Microstructure and mechanical properties of TC4/0Cr18Ni9 joint prepared by transient liquid phase diffusion bonding

• Published in: Materials research express Vol. 6; no. 10; pp. 1065 - 1072
• Main Authors: Jie, Wang, Yang, Feng, Hao, Li, Jin, Yang, Haotian, Yang, Fuqi, Zhang
• Format: Journal Article
• Language: English
• Published: IOP Publishing 11.09.2019
• Subjects: diffusion bonding; mechanical properties; microstructure; stainless steel; titanium alloy; transient liquid phase
• ISSN: 2053-1591; 2053-1591
• DOI: 10.1088/2053-1591/ab3fde

Because of significant difference in physical and chemical properties, the welding of titanium alloy and stainless steel is difficult.
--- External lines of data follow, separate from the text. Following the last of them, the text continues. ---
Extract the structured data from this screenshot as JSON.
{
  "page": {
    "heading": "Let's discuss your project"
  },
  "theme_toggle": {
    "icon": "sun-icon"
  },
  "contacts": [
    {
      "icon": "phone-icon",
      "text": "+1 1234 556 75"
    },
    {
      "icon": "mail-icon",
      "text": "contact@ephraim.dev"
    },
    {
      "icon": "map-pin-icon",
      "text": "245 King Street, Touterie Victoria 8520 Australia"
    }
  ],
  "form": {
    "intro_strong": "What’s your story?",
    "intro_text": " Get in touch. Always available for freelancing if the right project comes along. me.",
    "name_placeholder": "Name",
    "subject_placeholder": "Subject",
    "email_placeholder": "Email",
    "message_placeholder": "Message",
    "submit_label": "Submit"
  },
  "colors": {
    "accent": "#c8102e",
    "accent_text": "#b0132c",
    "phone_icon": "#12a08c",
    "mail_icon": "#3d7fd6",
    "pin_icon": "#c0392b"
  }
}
In order to solve the problems, TC4/0Cr18Ni9 joints were prepared by transient liquid phase (TLP) diffusion bonding using CuZn alloy as interlayer, and the microstructure, mechanical properties and bonding mechanism were studied and discussed. According to the morphological observation of interfaces and fracture surfaces, characterization of phases, tests of shear performance and micro hardness by scanning electron microscopy (SEM) with energy dispersive x-ray spectrometer (EDS), x-ray diffraction (XRD), universal testing machine, vickers micro-hardness tester and so on, CuZn alloy has good wettability and compatibility with TC4 and 0Cr18Ni9 as a interlayer material. Gradient structural joints are formed by sufficient element diffusion and reactions during TLP diffusion bonding. Compared with the interface bonding area adjacent 0Cr18Ni9 side, the joining area adjacent TC4 side is more continuous and denser without obvious defect. Hardness gradually increases from 0Cr18Ni9 side to diffusion reaction layer adjacent TC4, and then slightly reduces form diffusion reaction layer to TC4. The shear strength of TC4/0Cr18Ni9 joint can reach 146.4 5.0 MPa and the fracture is not completely brittle. Ti2Cu and FeZn13 can be detected on the fracture surface of TC4/0Cr18Ni9 joint, which indicates fracture is apt to take place in the interface region adjacent 0Cr18Ni9 side.